Alternatively, if you're working in a notebook enviornment (Jupyter or Colab), set your OPENAI_API_KEY in a cell:

 %env OPENAI_API_KEY=<your-openai-api-key>
note

Please do not include quotation marks when setting your OPENAI_API_KEY if you're working in a notebook enviornment.

Using Azure OpenAI

deepeval also allows you to use Azure OpenAI for metrics that are evaluated using an LLM. Run the following command in the CLI to configure your deepeval enviornment to use Azure OpenAI for all LLM-based metrics.

deepeval set-azure-openai --openai-endpoint=<endpoint> \
--openai-api-key=<api_key> \
--deployment-name=<deployment_name> \
--openai-api-version=<openai_api_version> \
--model-version=<model_version>

Note that the model-version is optional. If you ever wish to stop using Azure OpenAI and move back to regular OpenAI, simply run:

deepeval unset-azure-openai

Measuring a Metric

All metrics in deepeval, including custom metrics that you create:

  • can be executed via the metric.measure() method
  • can have its score accessed via metric.score
  • can have its status accessed via metric.is_successful()
  • can be used to evaluate test cases or entire datasets, with or without Pytest.
  • has a threshold that acts as the threshold for success. metric.is_successful() is only true if metric.score >= threshold.

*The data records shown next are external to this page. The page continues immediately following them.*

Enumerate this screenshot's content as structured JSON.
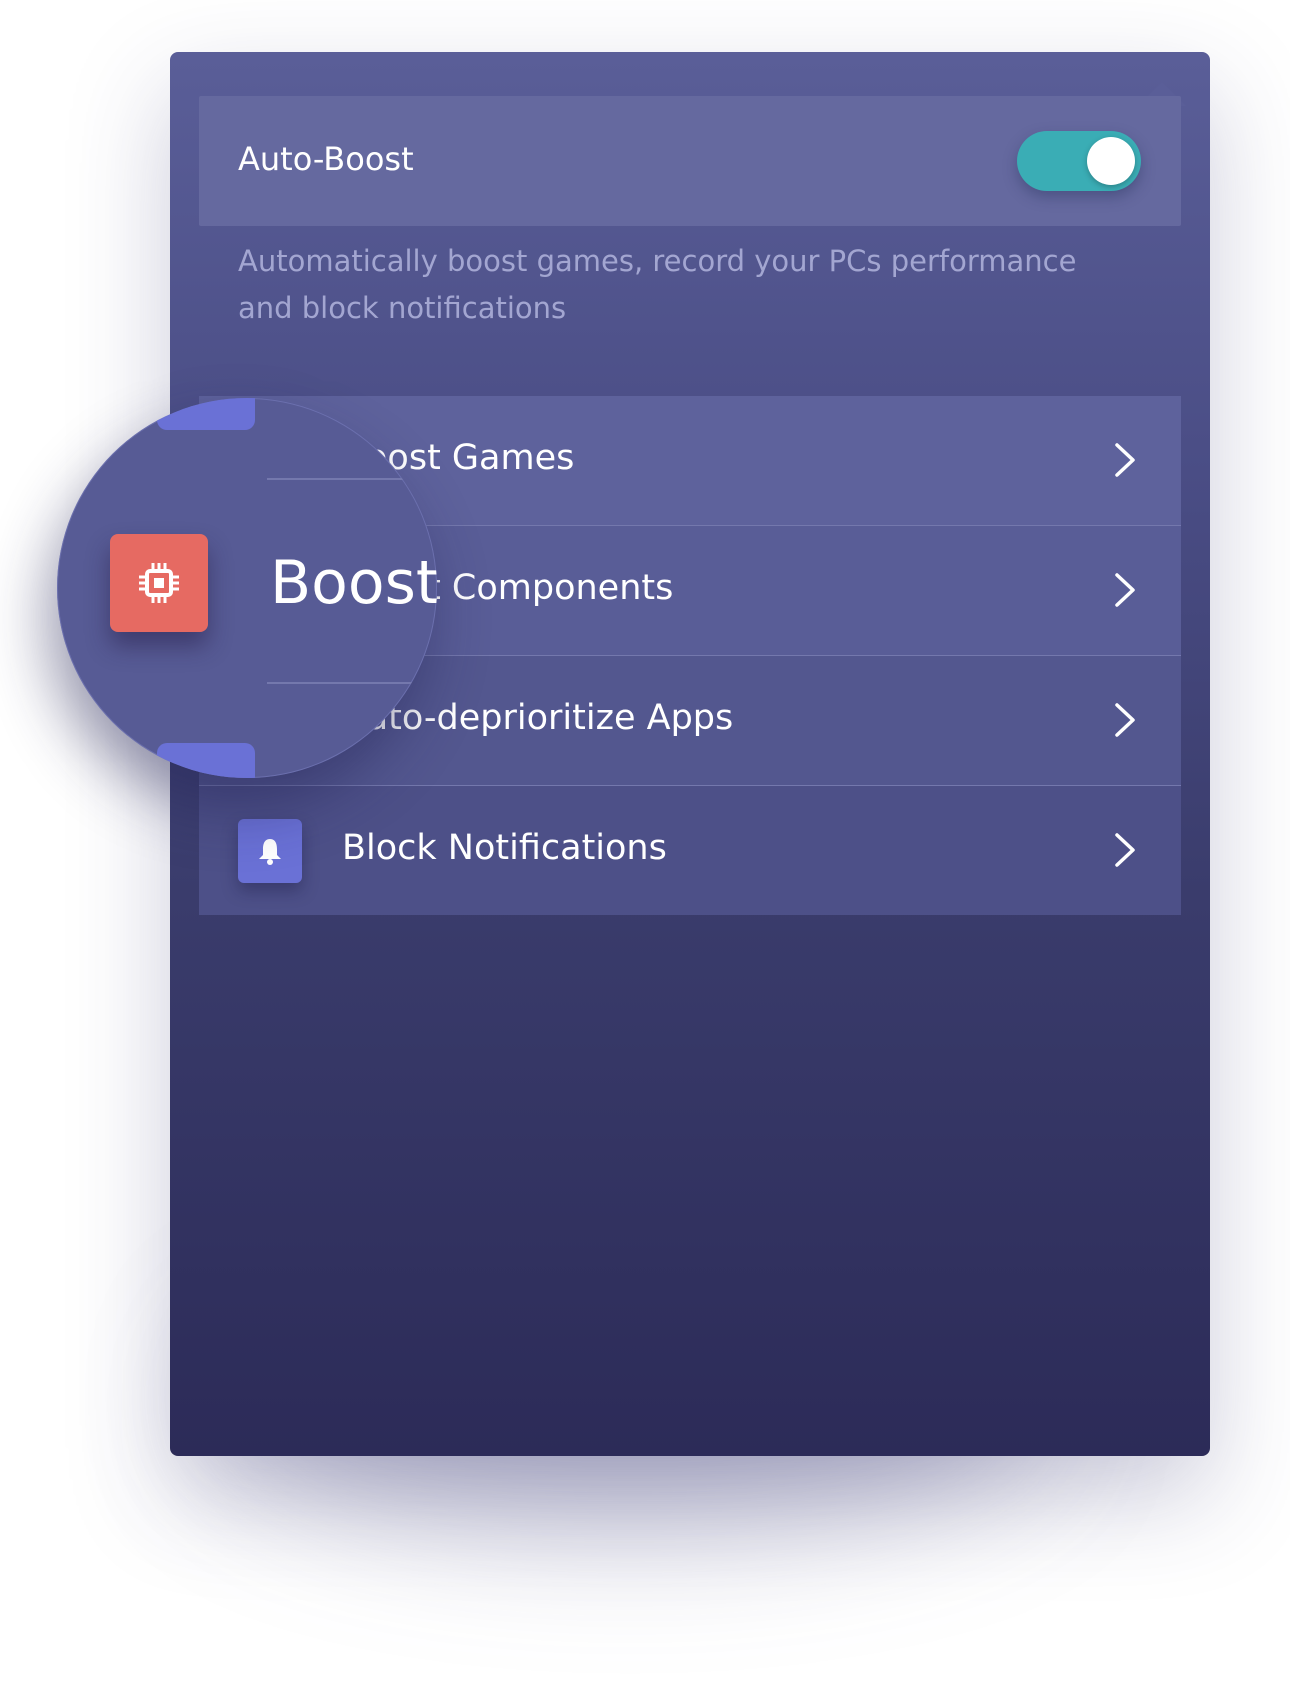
{
  "auto_boost": {
    "label": "Auto-Boost",
    "enabled": true,
    "description": "Automatically boost games, record your PCs performance and block notifications"
  },
  "menu": {
    "items": [
      {
        "label": "Boost Games",
        "icon": "gamepad-icon"
      },
      {
        "label": "Boost Components",
        "icon": "cpu-chip-icon"
      },
      {
        "label": "Auto-deprioritize Apps",
        "icon": "apps-icon"
      },
      {
        "label": "Block Notifications",
        "icon": "bell-icon"
      }
    ]
  },
  "magnifier": {
    "label": "Boost",
    "icon": "cpu-chip-icon"
  },
  "colors": {
    "toggle_on": "#3aadb5",
    "icon_accent": "#6a71d6",
    "highlight_icon": "#e66a62",
    "panel_top": "#5a5e98",
    "panel_bottom": "#2c2b58"
  }
}
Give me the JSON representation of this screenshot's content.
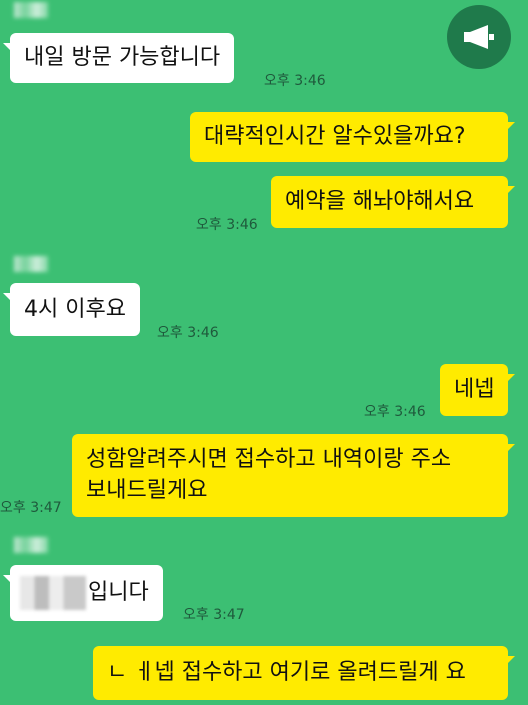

In additional, most LLM-Evals in deepeval offers a reason for its score, which can be accessed via metric.reason.

Here's a quick example.

export OPENAI_API_KEY=<your-openai-api-key>
from deepeval.metrics import AnswerRelevancyMetric
from deepeval.test_case import LLMTestCase

# Initialize a test case
test_case = LLMTestCase(input="...", actual_output="...")

# Initialize metric with threshold
metric = AnswerRelevancyMetric(threshold=0.5)

Using this metric, you can either evaluate a test case using deepeval test run:

test_file.py
from deepeval import evaluate
...

def test_answer_relevancy():
assert_test(test_case, metric)
deepeval test run test_file.py

Or using the evaluate function:

from deepeval import assert_test
...

evaluate([test_case], [metric])

Or execute the metric directly and get its score:

...

metric.measure(test_case)
print(metric.score)
print(metric.reason)

For more details on how a metric evaluates a test case, refer to the test cases section.